Pour cela, deux groupes ont été créés à l’ONU le 15 février 2013. Coïncidence : c’est le même jour que l’explosion du météore de Tcheliabinsk, dont on a parlé au début de cette vidéo.
Le premier groupe : c’est le “réseau international d’alerte des astéroïdes,” qui réunit des experts capables d’évaluer la menace et d'alerter si nécessaire.
Dans ce cas, il prévient la deuxième entité : le Groupe conseil de préparation de missions spatiales, qui réunit une quinzaine d’agences spatiales.
C’est lui qui sera chargé de mettre en œuvre une action internationale coordonnée, comme une mission de déviation par exemple.
Et pour s’entraîner, il y a la Conférence de défense planétaire. Tous les deux ans, des experts doivent plancher sur un scénario fictif d’impact et tenter d’éviter la catastrophe.

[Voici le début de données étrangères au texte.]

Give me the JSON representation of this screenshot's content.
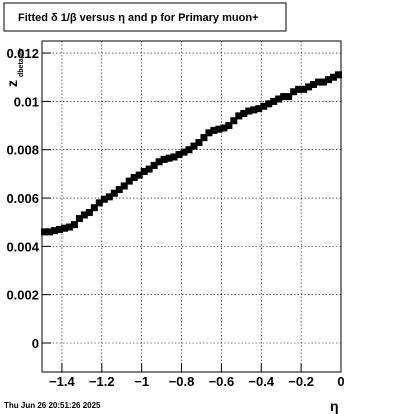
{
  "chart_data": {
    "type": "scatter",
    "title": "Fitted δ 1/β  versus η and p for Primary muon+",
    "xlabel": "η",
    "ylabel_main": "z",
    "ylabel_sub": "dbetapiv",
    "xlim": [
      -1.5,
      0.0
    ],
    "ylim": [
      -0.0012,
      0.0125
    ],
    "x_ticks": [
      -1.4,
      -1.2,
      -1.0,
      -0.8,
      -0.6,
      -0.4,
      -0.2,
      0.0
    ],
    "x_tick_labels": [
      "−1.4",
      "−1.2",
      "−1",
      "−0.8",
      "−0.6",
      "−0.4",
      "−0.2",
      "0"
    ],
    "y_ticks": [
      0.0,
      0.002,
      0.004,
      0.006,
      0.008,
      0.01,
      0.012
    ],
    "y_tick_labels": [
      "0",
      "0.002",
      "0.004",
      "0.006",
      "0.008",
      "0.01",
      "0.012"
    ],
    "grid": true,
    "footer": "Thu Jun 26 20:51:26 2025",
    "colors": {
      "series_black": "#000000",
      "series_red": "#ff0000"
    },
    "series": [
      {
        "marker": "square",
        "color": "#000000",
        "points": [
          [
            -1.4875,
            0.0046
          ],
          [
            -1.4625,
            0.0046
          ],
          [
            -1.4375,
            0.00465
          ],
          [
            -1.4125,
            0.0047
          ],
          [
            -1.3875,
            0.00475
          ],
          [
            -1.3625,
            0.0048
          ],
          [
            -1.3375,
            0.0049
          ],
          [
            -1.3125,
            0.00515
          ],
          [
            -1.2875,
            0.0053
          ],
          [
            -1.2625,
            0.0054
          ],
          [
            -1.2375,
            0.0056
          ],
          [
            -1.2125,
            0.0058
          ],
          [
            -1.1875,
            0.00595
          ],
          [
            -1.1625,
            0.00605
          ],
          [
            -1.1375,
            0.0062
          ],
          [
            -1.1125,
            0.00635
          ],
          [
            -1.0875,
            0.0065
          ],
          [
            -1.0625,
            0.0067
          ],
          [
            -1.0375,
            0.00685
          ],
          [
            -1.0125,
            0.00695
          ],
          [
            -0.9875,
            0.0071
          ],
          [
            -0.9625,
            0.0072
          ],
          [
            -0.9375,
            0.00735
          ],
          [
            -0.9125,
            0.0075
          ],
          [
            -0.8875,
            0.0076
          ],
          [
            -0.8625,
            0.00765
          ],
          [
            -0.8375,
            0.0077
          ],
          [
            -0.8125,
            0.0078
          ],
          [
            -0.7875,
            0.0079
          ],
          [
            -0.7625,
            0.008
          ],
          [
            -0.7375,
            0.00815
          ],
          [
            -0.7125,
            0.0083
          ],
          [
            -0.6875,
            0.0085
          ],
          [
            -0.6625,
            0.0087
          ],
          [
            -0.6375,
            0.0088
          ],
          [
            -0.6125,
            0.00885
          ],
          [
            -0.5875,
            0.0089
          ],
          [
            -0.5625,
            0.009
          ],
          [
            -0.5375,
            0.0092
          ],
          [
            -0.5125,
            0.0094
          ],
          [
            -0.4875,
            0.0095
          ],
          [
            -0.4625,
            0.0096
          ],
          [
            -0.4375,
            0.00965
          ],
          [
            -0.4125,
            0.0097
          ],
          [
            -0.3875,
            0.0098
          ],
          [
            -0.3625,
            0.0099
          ],
          [
            -0.3375,
            0.01
          ],
          [
            -0.3125,
            0.0101
          ],
          [
            -0.2875,
            0.0102
          ],
          [
            -0.2625,
            0.0102
          ],
          [
            -0.2375,
            0.0104
          ],
          [
            -0.2125,
            0.0105
          ],
          [
            -0.1875,
            0.0105
          ],
          [
            -0.1625,
            0.0106
          ],
          [
            -0.1375,
            0.0107
          ],
          [
            -0.1125,
            0.0108
          ],
          [
            -0.0875,
            0.0108
          ],
          [
            -0.0625,
            0.0109
          ],
          [
            -0.0375,
            0.011
          ],
          [
            -0.0125,
            0.0111
          ]
        ]
      }
    ]
  }
}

MICHEL : “C’est une sorte de jeu de rôles (...). Et jusqu'à maintenant, d’ailleurs, on n'a jamais réussi à éviter l’impact (...) Mais ça a un avantage, c'est que ça nous permet de penser à tous les scénarios possibles. Et puis ça impliquera de nombreux pays le jour où ça arrive, donc autant s'organiser dès maintenant et s'assurer qu'on est tous sur la même longueur d'onde. Et ça semble être le cas.”
Il reste cependant de nombreuses questions : Par exemple : la Chine, qui développe son propre programme de défense planétaire et les Etats-Unis accepteront-ils de coopérer ? Il faut rappeler que malgré les recommandations de l’ONU, les Etats restent libres de leurs décisions.
Autre chose : si on ne peut pas éviter une collision, où fait-on tomber l’astéroïde ?
Ou encore, qui est responsable si une mission échoue ?
L’avantage, c’est que malgré les nombreux défis qui restent à relever, nous avons encore plusieurs années devant nous pour être au point.
MICHEL : “On n’est pas encore prêts, mais on avance.... Il faut pratiquer, il faut comprendre. Notre responsabilité, c'est de pouvoir offrir aux futures générations, on l'espère, un plan robuste. Comme je dis toujours, les dinosaures aurait bien aimé avoir une agence spatiale.”